One of the main reasons Presidio Bank wanted to strengthen the security of its financial transactions was the large number of expensive fraud incidents occurring in the industry, according to Fred Bailard, Presidio executive vice president.
Bailard says he also wanted to beef up transaction security because Presidio mainly has business customers, who do not receive the same level of fraud protection under law as those with consumer accounts. Business account transactions also tend to have a higher dollar value than their consumer counterparts.
The answer was a secure, encrypted channel for carrying out transactions, he says. Bailard researched options for about 18 months before settling on the Trusted Access solution from IronKey, he says, partly because the vendor has a relatively large number of clients in the military and government and partly because it was user friendly. The client could download and set up the software it would need on its end in about seven minutes. The bank would provide individual clients with software by entering information, including an individual account number, into an IronKey online administrative console. Clients would then automatically receive an e-mail with set up instructions. And the program didn’t appear to be intrusive to clients; it did not make clients “go through too many hoops,” says Bailard.
Customers were originally sent a message describing the new solution and explaining how to download and implement it. Clients were also asked to contact their individual relationship service manager for assistance. In many cases, however, customers were able to set it up on their own.
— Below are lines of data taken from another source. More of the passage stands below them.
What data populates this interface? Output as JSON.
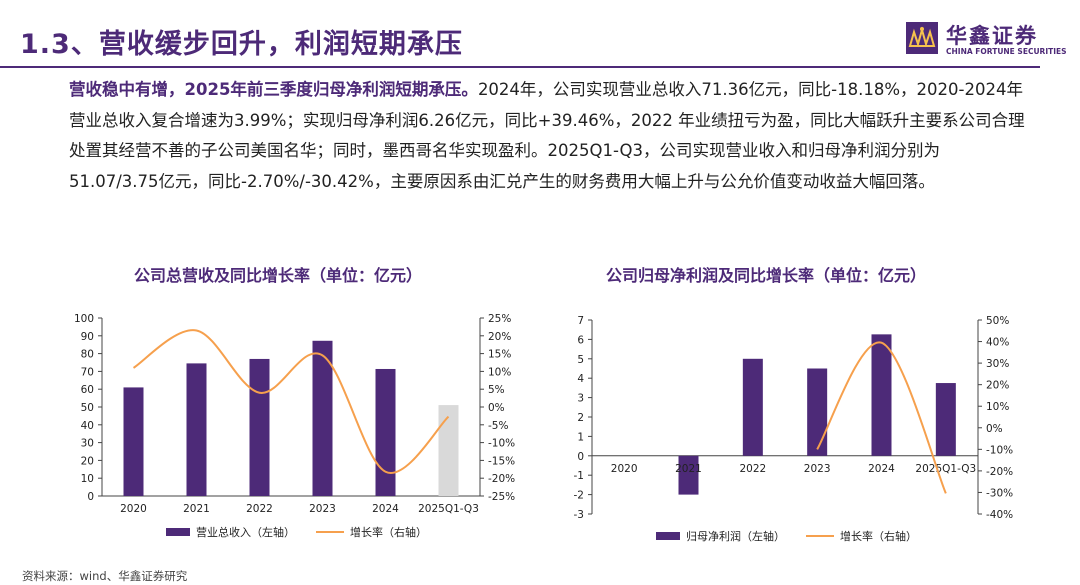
{
  "page": {
    "title": "1.3、营收缓步回升，利润短期承压",
    "logo_cn": "华鑫证券",
    "logo_en": "CHINA FORTUNE SECURITIES",
    "para_lead": "营收稳中有增，2025年前三季度归母净利润短期承压。",
    "para_body": "2024年，公司实现营业总收入71.36亿元，同比-18.18%，2020-2024年营业总收入复合增速为3.99%；实现归母净利润6.26亿元，同比+39.46%，2022 年业绩扭亏为盈，同比大幅跃升主要系公司合理处置其经营不善的子公司美国名华；同时，墨西哥名华实现盈利。2025Q1-Q3，公司实现营业收入和归母净利润分别为51.07/3.75亿元，同比-2.70%/-30.42%，主要原因系由汇兑产生的财务费用大幅上升与公允价值变动收益大幅回落。",
    "source": "资料来源：wind、华鑫证券研究"
  },
  "colors": {
    "brand": "#4d2a78",
    "bar": "#4d2a78",
    "bar_partial": "#d9d9d9",
    "line": "#f6a04d"
  },
  "chart_data": [
    {
      "type": "bar",
      "title": "公司总营收及同比增长率（单位：亿元）",
      "categories": [
        "2020",
        "2021",
        "2022",
        "2023",
        "2024",
        "2025Q1-Q3"
      ],
      "series": [
        {
          "name": "营业总收入（左轴）",
          "axis": "left",
          "values": [
            61,
            74.5,
            77,
            87.2,
            71.36,
            51.07
          ],
          "highlight_last": true
        },
        {
          "name": "增长率（右轴）",
          "axis": "right",
          "type": "line",
          "values": [
            11,
            21.5,
            4,
            14.5,
            -18.18,
            -2.7
          ]
        }
      ],
      "ylim_left": [
        0,
        100
      ],
      "ystep_left": 10,
      "ylim_right": [
        -25,
        25
      ],
      "ystep_right": 5,
      "yticks_left": [
        "0",
        "10",
        "20",
        "30",
        "40",
        "50",
        "60",
        "70",
        "80",
        "90",
        "100"
      ],
      "yticks_right": [
        "-25%",
        "-20%",
        "-15%",
        "-10%",
        "-5%",
        "0%",
        "5%",
        "10%",
        "15%",
        "20%",
        "25%"
      ]
    },
    {
      "type": "bar",
      "title": "公司归母净利润及同比增长率（单位：亿元）",
      "categories": [
        "2020",
        "2021",
        "2022",
        "2023",
        "2024",
        "2025Q1-Q3"
      ],
      "series": [
        {
          "name": "归母净利润（左轴）",
          "axis": "left",
          "values": [
            0,
            -2,
            5,
            4.5,
            6.26,
            3.75
          ]
        },
        {
          "name": "增长率（右轴）",
          "axis": "right",
          "type": "line",
          "values": [
            null,
            null,
            null,
            -10,
            39.46,
            -30.42
          ]
        }
      ],
      "ylim_left": [
        -3,
        7
      ],
      "ystep_left": 1,
      "ylim_right": [
        -40,
        50
      ],
      "ystep_right": 10,
      "yticks_left": [
        "-3",
        "-2",
        "-1",
        "0",
        "1",
        "2",
        "3",
        "4",
        "5",
        "6",
        "7"
      ],
      "yticks_right": [
        "-40%",
        "-30%",
        "-20%",
        "-10%",
        "0%",
        "10%",
        "20%",
        "30%",
        "40%",
        "50%"
      ]
    }
  ]
}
Bailard also says that now that it has been implemented, performing updates is a simple, one-step process that can be conducted on the back end at the bank. The bank can make updates through the administrative console; those updates then apply to client solutions the next time they’re activated.
The solution creates a virtual private network using strong Advanced Encryption Standard encryption, which clients can use to access the bank through IronKey’s servers.
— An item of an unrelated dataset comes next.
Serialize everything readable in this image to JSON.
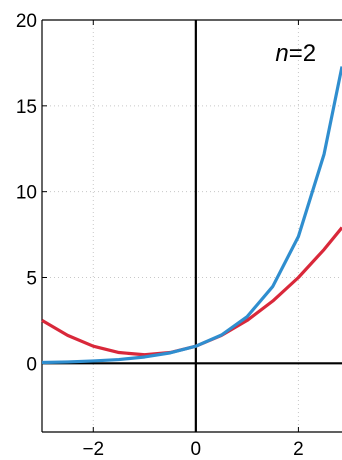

The bank also looked at providing clients with antimalware solutions, he says, but Presidio wouldn’t be able to be sure that businesses were keeping their software updated, since it did not work as easily as this solution.
IronKey also provides clients with a hardshell browser that protects against infections by creating a virtual sandbox. Customers can open the secure browser via an icon located on their screen. Both the browser and the operating system that is also part of the solution are developed by IronKey.
To gain access to the Trusted Access secure channel, clients must enter a user name and password when they launch the solution. Another security measure is a back-end solution that checks the user’s Internet Protocol address. This helps to limit the possibility of a third party taking the password and user name and gaining entry from an unauthorized computer.
If a customer wants to use the solution from an additional computer, it needs to contact the bank, which will enter that information into the administrative console. Users will then get a new e-mail that they can use to download software onto the additional machine.
The bank has also chosen to purchase some of IronKey’s standalone encrypted USB drives that contain the software. These can be plugged into computers when clients are traveling. No information entered into the secure browsers is left on the temporary computer.
The solution didn’t work on Apple Macintoshes at first, but the bank has since worked with IronKey to provide such functionality so that clients with those computers can use it. The bank requires that all clients use the software.
Bailard thinks clients appreciate that Presidio “went to this level for this kind of solution.” The bank “has had nothing but good comments.” He also says that he feels more secure about transactions. “We haven’t yet seen somebody break this kind of solution.”